Rocketeer Festival
Das Allgäu auf der digitalen Überholspur
Inspiration für das eigene Vorankommen. Von anderen Start-ups und Unternehmen lernen. Auch das ist ein wichtiger Teil des Rocketeer Festivals, der Konferenz für digitale Innovationen und Zukunftstrends in Augsburg. So konnten sich die Teilnehmenden nicht nur auf der Main Stage von Speakern wie Jochen Schweizer oder Tijen Onaran inspirieren lassen, sondern vor allem auch Abseits der großen Bühne Ideen aufschnappen. So etwa auf der Idea Storm. Der Talk „Digitale Transformation im Allgäu“ etwa startete mit der Frage: Kann ein Podcast als Basis für ein Netzwerk dienen? Im Allgäu sieht es so aus, als hätte Albert Heim, Leiter Digitale Transformation der Hochland Deutschland GmbH, zusammen mit dem Team von Allgäu Digital dieses Kunststück geschafft.
„Ich kam über Umwege aus Hamburg zurück ins Allgäu und das Netzwerk, um sich über Digitalwissen auszutauschen, hat einfach gefehlt“, erzählt Heim auf der Idea Storm. „Als ich dann auf Allgäu Digital gestoßen bin, kam uns gemeinsam die Idee für den Allgäu Digital Podcast. Eine neutrale Plattform, die es ermöglicht, voneinander zu lernen und miteinander die Digitale Transformation nach vorne zu bringen. Denn ich bin überzeugt: Nur im Netzwerk können wir Dinge nach vorne bringen.“
Und genau das scheint auch zu funktionieren, wie Carlos Carranza, CIO & CMO bei der PFEIFER GROUP bestätigt: „Durch den Podcast habe ich viel von unseren Nachbarn gelernt, etwa Rapunzel oder Multivac. Es ist beruhigend, dass wir alle vor ähnlichen Problemen stehen. Und vor allem ist spannend, wie andere mittelständische Unternehmen diese Probleme gelöst haben.“
Allgäu-Digital-Leiterin Antonia Widmer, die Dritte im Talkrunden-Bunde unter der Moderation von Uli Hagemeier, Redaktionsleiter der Allgäuer Zeitung, betont: „Die Unternehmen im Allgäu haben erkannt, dass sie junge Menschen nur für sich begeistern können, wenn sie auf Digitalisierung setzen. Unsere Idee war, einen CDO-Circle ins Leben zu rufen und gleichzeitig haben wir eine Employer-Branding-Plattform geschaffen.“
Ein weiteres wichtiges Ziel von Antonia Widmer ist etwa, dass „alt und jung“ voneinander lernen. Auch Carranza fordert: „Start-ups und Unternehmen müssen zueinander finden und voneinander lernen, was den anderen bewegt.“ Vor allem wünscht sich Widmer, dass etablierte Unternehmen sich ein bisschen vom Start-up-Spirit inspirieren lassen. „Einfach mal machen“, sei die Devise.

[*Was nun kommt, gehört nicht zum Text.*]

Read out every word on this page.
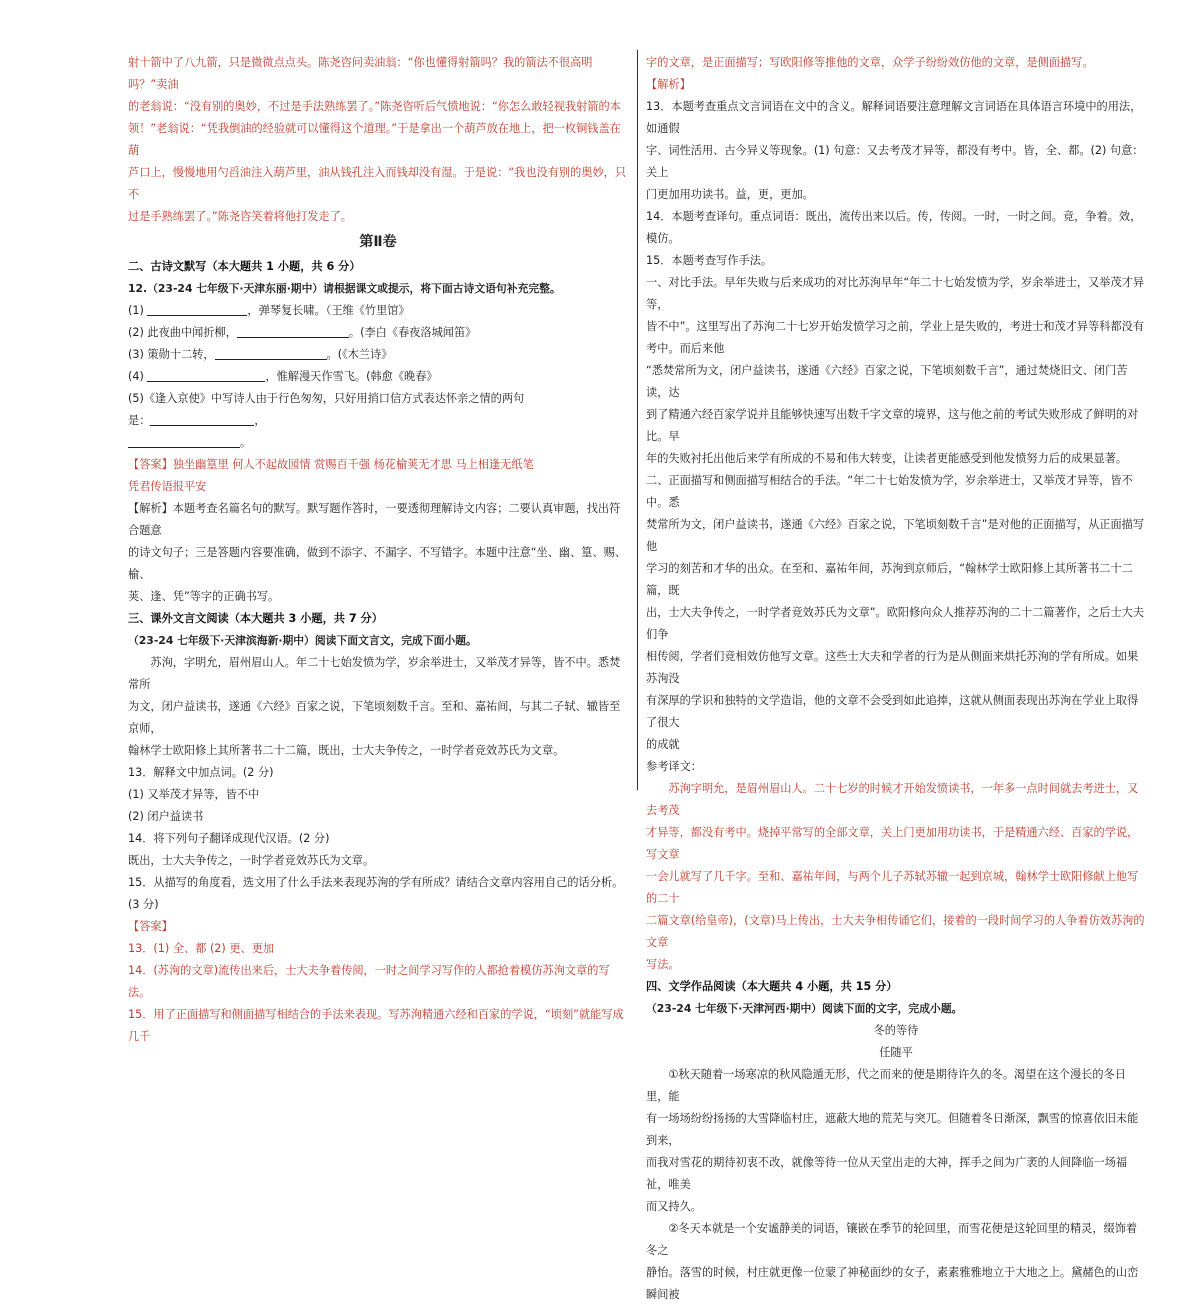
射十箭中了八九箭，只是微微点点头。陈尧咨问卖油翁：“你也懂得射箭吗？我的箭法不很高明吗？”卖油

的老翁说：“没有别的奥妙，不过是手法熟练罢了。”陈尧咨听后气愤地说：“你怎么敢轻视我射箭的本

领！”老翁说：“凭我倒油的经验就可以懂得这个道理。”于是拿出一个葫芦放在地上，把一枚铜钱盖在葫

芦口上，慢慢地用勺舀油注入葫芦里，油从钱孔注入而钱却没有湿。于是说：“我也没有别的奥妙，只不

过是手熟练罢了。”陈尧咨笑着将他打发走了。

第Ⅱ卷

二、古诗文默写（本大题共 1 小题，共 6 分）

12.（23-24 七年级下·天津东丽·期中）请根据课文或提示，将下面古诗文语句补充完整。

(1)	，弹琴复长啸。（王维《竹里馆》

(2) 此夜曲中闻折柳，	。(李白《春夜洛城闻笛》

(3) 策勋十二转，	。(《木兰诗》

(4)	，惟解漫天作雪飞。(韩愈《晚春》

(5)《逢入京使》中写诗人由于行色匆匆，只好用捎口信方式表达怀亲之情的两句

是：	，

。

【答案】独坐幽篁里 何人不起故园情 赏赐百千强 杨花榆荚无才思 马上相逢无纸笔

凭君传语报平安

【解析】本题考查名篇名句的默写。默写题作答时，一要透彻理解诗文内容；二要认真审题，找出符合题意

的诗文句子；三是答题内容要准确，做到不添字、不漏字、不写错字。本题中注意“坐、幽、篁、赐、榆、

荚、逢、凭”等字的正确书写。

三、课外文言文阅读（本大题共 3 小题，共 7 分）

（23-24 七年级下·天津滨海新·期中）阅读下面文言文，完成下面小题。

苏洵，字明允，眉州眉山人。年二十七始发愤为学，岁余举进士，又举茂才异等，皆不中。悉焚常所

为文，闭户益读书，遂通《六经》百家之说，下笔顷刻数千言。至和、嘉祐间，与其二子轼、辙皆至京师，

翰林学士欧阳修上其所著书二十二篇，既出，士大夫争传之，一时学者竞效苏氏为文章。

13．解释文中加点词。(2 分)

(1) 又举茂才异等，皆不中

(2) 闭户益读书

14．将下列句子翻译成现代汉语。(2 分)

既出，士大夫争传之，一时学者竞效苏氏为文章。

15．从描写的角度看，选文用了什么手法来表现苏洵的学有所成？请结合文章内容用自己的话分析。(3 分)

【答案】

13．(1) 全、都 (2) 更、更加

14．(苏洵的文章)流传出来后，士大夫争着传阅，一时之间学习写作的人都抢着模仿苏洵文章的写法。

15．用了正面描写和侧面描写相结合的手法来表现。写苏洵精通六经和百家的学说，“顷刻”就能写成几千

字的文章，是正面描写；写欧阳修等推他的文章，众学子纷纷效仿他的文章，是侧面描写。

【解析】

13．本题考查重点文言词语在文中的含义。解释词语要注意理解文言词语在具体语言环境中的用法，如通假

字、词性活用、古今异义等现象。(1) 句意：又去考茂才异等，都没有考中。皆，全、都。(2) 句意：关上

门更加用功读书。益，更，更加。

14．本题考查译句。重点词语：既出，流传出来以后。传，传阅。一时，一时之间。竞，争着。效，模仿。

15．本题考查写作手法。

一、对比手法。早年失败与后来成功的对比苏洵早年“年二十七始发愤为学，岁余举进士，又举茂才异等，

皆不中”。这里写出了苏洵二十七岁开始发愤学习之前，学业上是失败的，考进士和茂才异等科都没有考中。而后来他

“悉焚常所为文，闭户益读书，遂通《六经》百家之说，下笔顷刻数千言”，通过焚烧旧文、闭门苦读，达

到了精通六经百家学说并且能够快速写出数千字文章的境界，这与他之前的考试失败形成了鲜明的对比。早

年的失败衬托出他后来学有所成的不易和伟大转变，让读者更能感受到他发愤努力后的成果显著。

二、正面描写和侧面描写相结合的手法。“年二十七始发愤为学，岁余举进士，又举茂才异等，皆不中。悉

焚常所为文，闭户益读书，遂通《六经》百家之说，下笔顷刻数千言”是对他的正面描写，从正面描写他

学习的刻苦和才华的出众。在至和、嘉祐年间，苏洵到京师后，“翰林学士欧阳修上其所著书二十二篇，既

出，士大夫争传之，一时学者竞效苏氏为文章”。欧阳修向众人推荐苏洵的二十二篇著作，之后士大夫们争

相传阅，学者们竞相效仿他写文章。这些士大夫和学者的行为是从侧面来烘托苏洵的学有所成。如果苏洵没

有深厚的学识和独特的文学造诣，他的文章不会受到如此追捧，这就从侧面表现出苏洵在学业上取得了很大

的成就

参考译文：

苏洵字明允，是眉州眉山人。二十七岁的时候才开始发愤读书，一年多一点时间就去考进士，又去考茂

才异等，都没有考中。烧掉平常写的全部文章，关上门更加用功读书，于是精通六经、百家的学说，写文章

一会儿就写了几千字。至和、嘉祐年间，与两个儿子苏轼苏辙一起到京城，翰林学士欧阳修献上他写的二十

二篇文章(给皇帝)，(文章)马上传出，士大夫争相传诵它们，接着的一段时间学习的人争着仿效苏洵的文章

写法。

四、文学作品阅读（本大题共 4 小题，共 15 分）

（23-24 七年级下·天津河西·期中）阅读下面的文字，完成小题。

冬的等待

任随平

①秋天随着一场寒凉的秋风隐遁无形，代之而来的便是期待许久的冬。渴望在这个漫长的冬日里，能

有一场场纷纷扬扬的大雪降临村庄，遮蔽大地的荒芜与突兀。但随着冬日渐深，飘雪的惊喜依旧未能到来，

而我对雪花的期待初衷不改，就像等待一位从天堂出走的大神，挥手之间为广袤的人间降临一场福祉，唯美

而又持久。

②冬天本就是一个安谧静美的词语，镶嵌在季节的轮回里，而雪花便是这轮回里的精灵，缀饰着冬之

静怡。落雪的时候，村庄就更像一位蒙了神秘面纱的女子，素素雅雅地立于大地之上。黛赭色的山峦瞬间被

Außerdem wünscht sich die Allgäu-Digital-Chefin, das Ende des „Kirchturmdenkens“ und will Unternehmen zum Blick über die das eigene Firmengelände und das Allgäu hinaus ermuntern. Dafür konzipiert sie mit Ihrem Team unterschiedliche Veranstaltungsformate. Eine Gefahr – aber das gilt wohl für alle Regionen – sieht die Start-up-Expertin außerdem im „Lokalpatriotismus“. „Es hilft uns nichts, wenn wir uns immer gegenseitig auf die Schulter klopfen und betonen, wie gut wir das gemacht haben.“ Wichtig seien Perspektiven von außen, die neue Ideen ins Allgäu bringen. Auch den Blick über die Grenzen dürfe man nicht scheuen. Deswegen beobachtet sie mit ihrem Team auch genau, was außerhalb Bayerns und jenseits der Landesgrenzen, z.B. in Österreich oder den Niederlanden aktuell in der Start-up-Szene los ist.
Wie digital ist das Allgäu?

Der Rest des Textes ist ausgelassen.